"Good-night, Noreen; thanks ever so."
Joey went to sleep at last, with an idea in her mind that some at least of the girls at Redlands were better than they seemed.
No one could think how a girl who had arrived perfectly well at four o'clock yesterday, could manage to develop such a frightful crying cold as Joey brought to breakfast next morning. Miss Lambton commented upon it; her neighbors at breakfast commented upon it with less concern and more candour; Matron commented upon it quite severely, while sticking a thermometer that tasted of carbolic into Joey's unwilling mouth, in the hall.
Noreen was hovering near.
"Please I expect that bed by the door has a draught or something," she suggested. "Shall I change with her?
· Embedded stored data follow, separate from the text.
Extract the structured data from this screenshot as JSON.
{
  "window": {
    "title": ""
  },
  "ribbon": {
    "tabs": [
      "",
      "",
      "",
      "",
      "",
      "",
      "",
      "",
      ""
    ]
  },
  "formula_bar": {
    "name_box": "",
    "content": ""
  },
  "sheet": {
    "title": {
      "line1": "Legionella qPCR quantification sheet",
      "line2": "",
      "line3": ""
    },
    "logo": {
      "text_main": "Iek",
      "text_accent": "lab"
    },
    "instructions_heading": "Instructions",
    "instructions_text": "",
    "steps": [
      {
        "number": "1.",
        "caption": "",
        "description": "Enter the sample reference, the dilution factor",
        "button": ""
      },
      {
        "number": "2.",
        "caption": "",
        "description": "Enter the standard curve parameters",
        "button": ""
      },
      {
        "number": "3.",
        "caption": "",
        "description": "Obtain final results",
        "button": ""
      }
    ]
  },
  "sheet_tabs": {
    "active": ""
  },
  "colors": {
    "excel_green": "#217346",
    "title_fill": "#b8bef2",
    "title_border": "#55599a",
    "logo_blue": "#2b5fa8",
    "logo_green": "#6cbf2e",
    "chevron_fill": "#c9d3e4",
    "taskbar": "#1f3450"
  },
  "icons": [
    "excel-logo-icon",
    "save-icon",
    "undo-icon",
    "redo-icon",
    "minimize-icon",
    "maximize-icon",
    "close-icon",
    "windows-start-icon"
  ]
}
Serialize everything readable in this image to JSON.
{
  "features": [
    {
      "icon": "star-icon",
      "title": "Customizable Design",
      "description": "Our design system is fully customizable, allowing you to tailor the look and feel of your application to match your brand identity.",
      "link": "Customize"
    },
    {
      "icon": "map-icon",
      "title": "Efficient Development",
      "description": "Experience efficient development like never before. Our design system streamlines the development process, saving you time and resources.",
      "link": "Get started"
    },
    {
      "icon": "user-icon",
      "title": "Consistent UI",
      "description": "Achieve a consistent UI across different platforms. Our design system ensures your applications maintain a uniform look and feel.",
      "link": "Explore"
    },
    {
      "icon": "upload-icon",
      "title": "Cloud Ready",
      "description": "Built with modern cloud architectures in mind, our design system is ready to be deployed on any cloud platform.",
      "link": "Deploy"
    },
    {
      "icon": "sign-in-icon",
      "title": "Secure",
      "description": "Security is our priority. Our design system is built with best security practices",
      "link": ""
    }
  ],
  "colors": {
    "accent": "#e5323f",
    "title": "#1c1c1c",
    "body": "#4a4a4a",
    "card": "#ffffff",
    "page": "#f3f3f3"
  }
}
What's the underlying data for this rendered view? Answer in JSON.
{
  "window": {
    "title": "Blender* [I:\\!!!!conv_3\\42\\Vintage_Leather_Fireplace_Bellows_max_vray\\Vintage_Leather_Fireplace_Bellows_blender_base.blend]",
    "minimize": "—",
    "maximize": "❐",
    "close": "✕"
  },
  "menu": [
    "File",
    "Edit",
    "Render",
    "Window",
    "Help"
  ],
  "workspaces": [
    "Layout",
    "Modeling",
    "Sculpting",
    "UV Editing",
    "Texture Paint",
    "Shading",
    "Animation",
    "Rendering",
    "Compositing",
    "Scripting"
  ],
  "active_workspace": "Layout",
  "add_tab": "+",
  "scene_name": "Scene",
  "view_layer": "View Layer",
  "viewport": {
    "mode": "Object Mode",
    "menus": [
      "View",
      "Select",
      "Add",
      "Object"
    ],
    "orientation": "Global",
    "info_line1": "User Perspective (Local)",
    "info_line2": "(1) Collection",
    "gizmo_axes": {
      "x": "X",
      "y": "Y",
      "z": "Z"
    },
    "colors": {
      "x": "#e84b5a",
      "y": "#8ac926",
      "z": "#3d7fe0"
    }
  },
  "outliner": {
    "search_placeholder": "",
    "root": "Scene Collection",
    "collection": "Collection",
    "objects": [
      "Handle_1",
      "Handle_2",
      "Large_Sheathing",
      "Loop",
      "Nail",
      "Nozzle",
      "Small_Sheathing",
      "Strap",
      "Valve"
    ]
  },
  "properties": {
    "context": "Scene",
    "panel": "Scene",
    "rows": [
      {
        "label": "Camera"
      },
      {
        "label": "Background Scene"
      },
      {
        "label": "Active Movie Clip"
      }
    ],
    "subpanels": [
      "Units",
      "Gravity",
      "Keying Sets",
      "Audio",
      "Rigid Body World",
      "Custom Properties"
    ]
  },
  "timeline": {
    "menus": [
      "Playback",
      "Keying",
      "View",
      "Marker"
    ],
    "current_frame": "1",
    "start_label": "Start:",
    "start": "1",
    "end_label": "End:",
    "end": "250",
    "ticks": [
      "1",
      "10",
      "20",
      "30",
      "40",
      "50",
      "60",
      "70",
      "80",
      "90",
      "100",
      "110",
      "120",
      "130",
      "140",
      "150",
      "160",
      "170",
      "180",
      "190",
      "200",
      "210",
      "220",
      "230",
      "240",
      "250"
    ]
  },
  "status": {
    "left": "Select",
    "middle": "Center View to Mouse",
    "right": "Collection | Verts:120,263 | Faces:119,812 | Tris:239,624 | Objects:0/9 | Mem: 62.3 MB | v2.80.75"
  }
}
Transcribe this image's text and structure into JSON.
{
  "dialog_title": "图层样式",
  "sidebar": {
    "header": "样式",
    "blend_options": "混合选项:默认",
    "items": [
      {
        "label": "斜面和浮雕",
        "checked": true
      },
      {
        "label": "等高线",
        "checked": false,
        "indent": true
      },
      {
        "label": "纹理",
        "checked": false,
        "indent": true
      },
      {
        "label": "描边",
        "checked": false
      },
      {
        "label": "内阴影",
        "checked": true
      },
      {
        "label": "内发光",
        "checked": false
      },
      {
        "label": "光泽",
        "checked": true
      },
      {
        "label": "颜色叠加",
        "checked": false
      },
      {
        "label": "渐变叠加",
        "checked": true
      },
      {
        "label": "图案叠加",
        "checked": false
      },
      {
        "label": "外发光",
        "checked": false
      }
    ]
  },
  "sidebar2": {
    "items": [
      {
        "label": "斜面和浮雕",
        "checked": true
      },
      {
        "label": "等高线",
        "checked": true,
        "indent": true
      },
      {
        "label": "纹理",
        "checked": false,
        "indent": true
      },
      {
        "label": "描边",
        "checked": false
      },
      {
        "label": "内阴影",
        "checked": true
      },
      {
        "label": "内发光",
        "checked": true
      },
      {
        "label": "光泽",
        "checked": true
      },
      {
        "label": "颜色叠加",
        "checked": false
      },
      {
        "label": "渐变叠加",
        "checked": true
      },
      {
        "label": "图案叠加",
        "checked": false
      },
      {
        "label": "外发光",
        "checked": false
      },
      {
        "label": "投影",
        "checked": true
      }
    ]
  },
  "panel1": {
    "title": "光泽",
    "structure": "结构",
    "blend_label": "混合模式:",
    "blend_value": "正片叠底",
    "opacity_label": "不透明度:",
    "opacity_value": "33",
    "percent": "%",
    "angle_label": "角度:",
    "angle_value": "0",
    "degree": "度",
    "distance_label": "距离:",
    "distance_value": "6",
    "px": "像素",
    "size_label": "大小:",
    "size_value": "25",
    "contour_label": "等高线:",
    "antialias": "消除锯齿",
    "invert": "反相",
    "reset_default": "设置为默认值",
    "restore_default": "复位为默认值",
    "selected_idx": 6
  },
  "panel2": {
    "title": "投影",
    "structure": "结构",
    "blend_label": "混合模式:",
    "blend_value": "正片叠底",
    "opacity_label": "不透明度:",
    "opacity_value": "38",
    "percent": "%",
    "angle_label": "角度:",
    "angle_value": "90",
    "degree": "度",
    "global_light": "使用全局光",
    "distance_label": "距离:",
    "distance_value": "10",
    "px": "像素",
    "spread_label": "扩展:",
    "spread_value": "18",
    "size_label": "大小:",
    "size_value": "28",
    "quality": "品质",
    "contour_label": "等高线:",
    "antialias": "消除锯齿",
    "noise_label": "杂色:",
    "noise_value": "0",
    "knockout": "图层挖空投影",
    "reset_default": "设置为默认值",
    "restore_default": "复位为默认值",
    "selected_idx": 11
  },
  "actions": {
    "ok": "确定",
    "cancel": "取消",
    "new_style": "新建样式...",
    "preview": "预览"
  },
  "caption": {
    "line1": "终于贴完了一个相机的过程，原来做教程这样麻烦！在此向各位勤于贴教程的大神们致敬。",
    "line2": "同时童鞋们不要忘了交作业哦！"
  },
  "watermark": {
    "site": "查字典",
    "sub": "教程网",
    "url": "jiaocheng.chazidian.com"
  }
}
I don't mind really."
"Rubbish about a draught," Matron answered briskly. "There is just as much draught by a window. But you can change beds if you both like—only it's not to be a precedent."
Matron's urbanity was possibly due to the fact that Joey had been proved to have no temperature, and therefore could not be convicted of the heinous crime of sickening for measles, "flu," or chicken-pox.
"Keep a sports-coat on all day in the house, and you are not to stand about when the ground is wet, or stay out after four," she said, with authority. "You can run away now, but be careful. You must have done something really silly to get a cold like that."
"Come and change the beds," whispered Noreen, and the two ran up to Blue Dorm together.